How can parents help to prevent bullying at their child's school?
- Talk with and listen to your kids - every day. Research shows that approximately half the children who have been bullied never tell their parents about it. Children are often too ashamed of themselves to tell anyone; sometimes they feel that no one can help, not even their parents.1
- Spend time at school and recess. Research shows that 67% of bullying happens when adults are not present. Whether you can volunteer once a week or once a month, you can make a real difference just by showing up.
- Be a good example of kindness and leadership. Your kids learn a lot about power relationships from watching you. Any time you speak to another person in a hurtful or abusive way, you’re teaching your child that bullying is ok.
- Learn the signs. If you suspect that your child might be bullied, talk with your child’s teacher or find ways to observe his or her peer interactions to determine whether or not your suspicions might be correct.
- Create healthy anti-bullying habits early. Help develop anti-bullying and anti-victimization habits early in your children, as early as kindergarten. Coach your children what not to do - hitting, pushing, teasing, being mean to others. Equally if not more importantly, teach your children what to do - kindness, empathy, fair play, and turn-taking are critical skills for good peer relations.
- Help your child’s school address bullying effectively. Whether your children have been bullied or not, you should know what their school is doing to address bullying. Research shows that “zero-tolerance” policies aren’t effective. What works better are ongoing educational programs that help create a healthy social climate in the school.
- Establish household rules about bullying. Your children need to hear from you explicitly that it’s not normal, okay, or tolerable for them to bully, to be bullied, or to stand by and watch other kids be bullied. If your child is bullying, you can help him or her find other ways to exert their personal power, status, and leadership at school. Work with your child, his or her teachers, and the principal to implement a kindness plan at school.

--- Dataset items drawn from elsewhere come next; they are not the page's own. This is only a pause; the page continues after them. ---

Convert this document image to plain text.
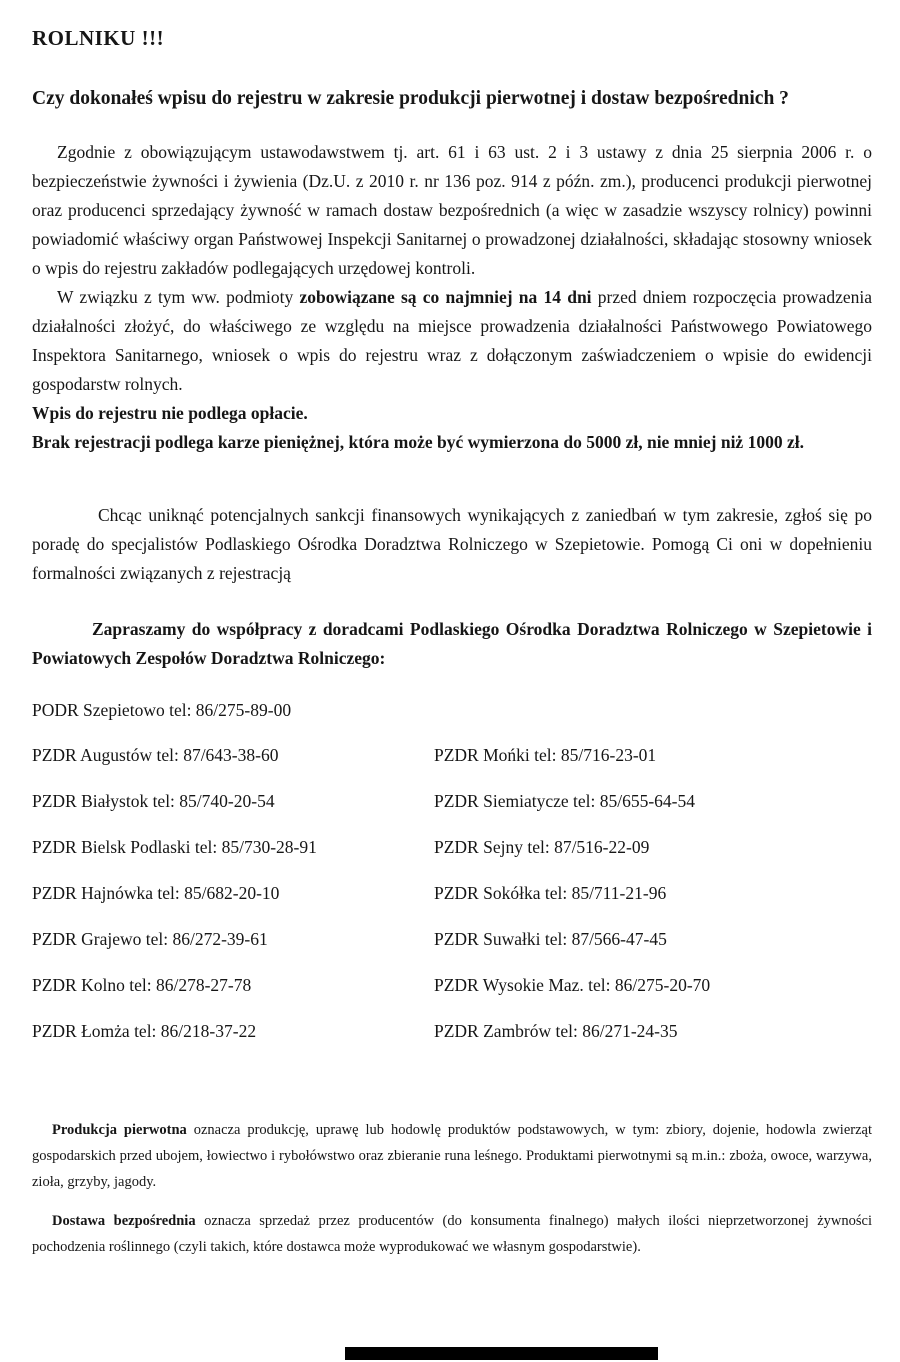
ROLNIKU !!!
Czy dokonałeś wpisu do rejestru w zakresie produkcji pierwotnej i dostaw bezpośrednich ?

Zgodnie z obowiązującym ustawodawstwem tj. art. 61 i 63 ust. 2 i 3 ustawy z dnia 25 sierpnia 2006 r. o bezpieczeństwie żywności i żywienia (Dz.U. z 2010 r. nr 136 poz. 914 z późn. zm.), producenci produkcji pierwotnej oraz producenci sprzedający żywność w ramach dostaw bezpośrednich (a więc w zasadzie wszyscy rolnicy) powinni powiadomić właściwy organ Państwowej Inspekcji Sanitarnej o prowadzonej działalności, składając stosowny wniosek o wpis do rejestru zakładów podlegających urzędowej kontroli.

W związku z tym ww. podmioty zobowiązane są co najmniej na 14 dni przed dniem rozpoczęcia prowadzenia działalności złożyć, do właściwego ze względu na miejsce prowadzenia działalności Państwowego Powiatowego Inspektora Sanitarnego, wniosek o wpis do rejestru wraz z dołączonym zaświadczeniem o wpisie do ewidencji gospodarstw rolnych.

Wpis do rejestru nie podlega opłacie.

Brak rejestracji podlega karze pieniężnej, która może być wymierzona do 5000 zł, nie mniej niż 1000 zł.

Chcąc uniknąć potencjalnych sankcji finansowych wynikających z zaniedbań w tym zakresie, zgłoś się po poradę do specjalistów Podlaskiego Ośrodka Doradztwa Rolniczego w Szepietowie. Pomogą Ci oni w dopełnieniu formalności związanych z rejestracją

Zapraszamy do współpracy z doradcami Podlaskiego Ośrodka Doradztwa Rolniczego w Szepietowie i Powiatowych Zespołów Doradztwa Rolniczego:

PODR Szepietowo tel: 86/275-89-00

PZDR Augustów tel: 87/643-38-60
PZDR Białystok tel: 85/740-20-54
PZDR Bielsk Podlaski tel: 85/730-28-91
PZDR Hajnówka tel: 85/682-20-10
PZDR Grajewo tel: 86/272-39-61
PZDR Kolno tel: 86/278-27-78
PZDR Łomża tel: 86/218-37-22
PZDR Mońki tel: 85/716-23-01
PZDR Siemiatycze tel: 85/655-64-54
PZDR Sejny tel: 87/516-22-09
PZDR Sokółka tel: 85/711-21-96
PZDR Suwałki tel: 87/566-47-45
PZDR Wysokie Maz. tel: 86/275-20-70
PZDR Zambrów tel: 86/271-24-35

Produkcja pierwotna oznacza produkcję, uprawę lub hodowlę produktów podstawowych, w tym: zbiory, dojenie, hodowla zwierząt gospodarskich przed ubojem, łowiectwo i rybołówstwo oraz zbieranie runa leśnego. Produktami pierwotnymi są m.in.: zboża, owoce, warzywa, zioła, grzyby, jagody.

Dostawa bezpośrednia oznacza sprzedaż przez producentów (do konsumenta finalnego) małych ilości nieprzetworzonej żywności pochodzenia roślinnego (czyli takich, które dostawca może wyprodukować we własnym gospodarstwie).
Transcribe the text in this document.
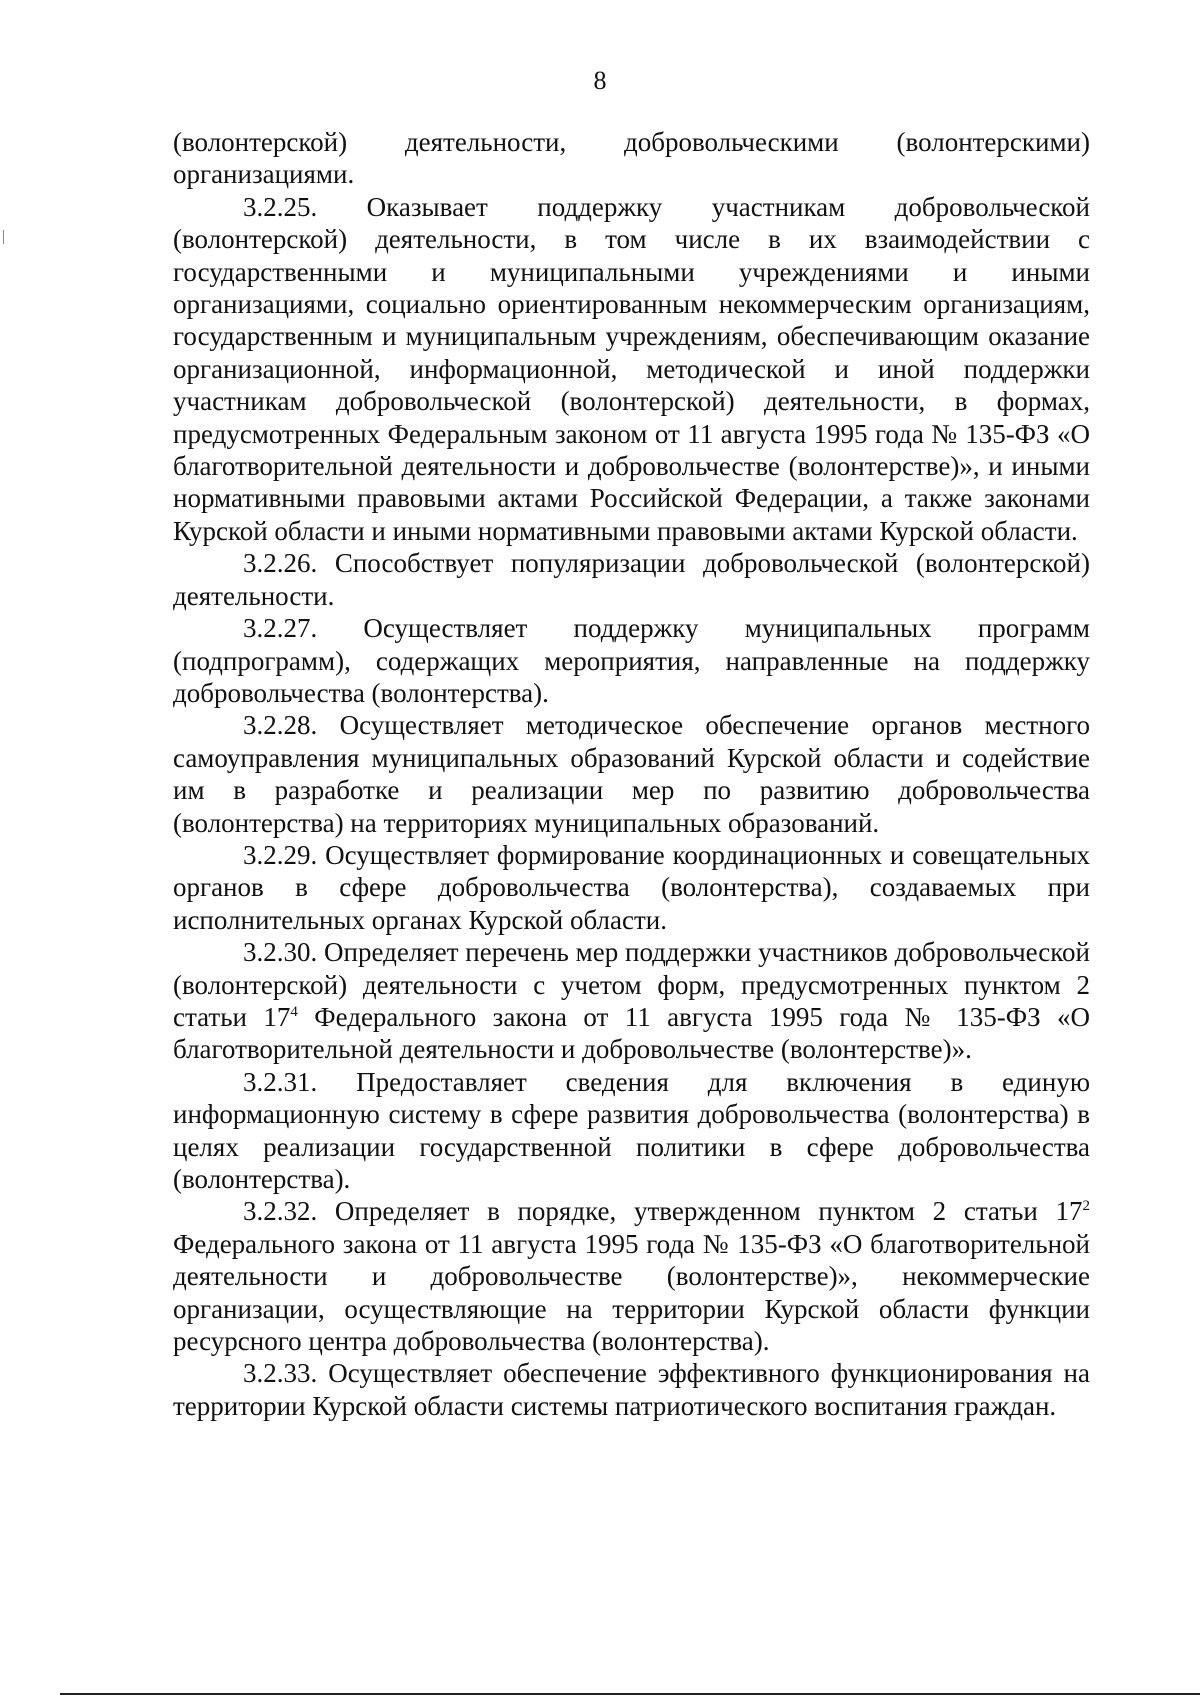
8

(волонтерской) деятельности, добровольческими (волонтерскими) организациями.

3.2.25. Оказывает поддержку участникам добровольческой (волонтерской) деятельности, в том числе в их взаимодействии с государственными и муниципальными учреждениями и иными организациями, социально ориентированным некоммерческим организациям, государственным и муниципальным учреждениям, обеспечивающим оказание организационной, информационной, методической и иной поддержки участникам добровольческой (волонтерской) деятельности, в формах, предусмотренных Федеральным законом от 11 августа 1995 года № 135-ФЗ «О благотворительной деятельности и добровольчестве (волонтерстве)», и иными нормативными правовыми актами Российской Федерации, а также законами Курской области и иными нормативными правовыми актами Курской области.

3.2.26. Способствует популяризации добровольческой (волонтерской) деятельности.

3.2.27. Осуществляет поддержку муниципальных программ (подпрограмм), содержащих мероприятия, направленные на поддержку добровольчества (волонтерства).

3.2.28. Осуществляет методическое обеспечение органов местного самоуправления муниципальных образований Курской области и содействие им в разработке и реализации мер по развитию добровольчества (волонтерства) на территориях муниципальных образований.

3.2.29. Осуществляет формирование координационных и совещательных органов в сфере добровольчества (волонтерства), создаваемых при исполнительных органах Курской области.

3.2.30. Определяет перечень мер поддержки участников добровольческой (волонтерской) деятельности с учетом форм, предусмотренных пунктом 2 статьи $17^4$ Федерального закона от 11 августа 1995 года № 135-ФЗ «О благотворительной деятельности и добровольчестве (волонтерстве)».

3.2.31. Предоставляет сведения для включения в единую информационную систему в сфере развития добровольчества (волонтерства) в целях реализации государственной политики в сфере добровольчества (волонтерства).

3.2.32. Определяет в порядке, утвержденном пунктом 2 статьи $17^2$ Федерального закона от 11 августа 1995 года № 135-ФЗ «О благотворительной деятельности и добровольчестве (волонтерстве)», некоммерческие организации, осуществляющие на территории Курской области функции ресурсного центра добровольчества (волонтерства).

3.2.33. Осуществляет обеспечение эффективного функционирования на территории Курской области системы патриотического воспитания граждан.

- Teach your child how to be a good witness. Children can often effectively diffuse a bullying situation by yelling “Stop! You’re bullying!” Must bullies stop within 10 seconds when someone tells him or her to stop.
- Spread the word that bullying should not be a normal part of childhood. Some adults hesitate to act when they observe or hear about bullying because they think of bullying as a typical phase of childhood that must be endured. It is important for everyone to understand that all forms of bullying - physical, verbal, social (gossip, rumors, exclusion from the group), and cyberbullying are NOT a normal part of childhood.
- Adults (teachers and parent volunteers) in the classroom should be aware of class social structures. Which children typically affiliate together? Which children are leaders and socially influential? Which children are socially marginalized? Purposefully pairing and grouping children so that children who bully and those who are victims can work together helps to prevent bullying outside the classroom.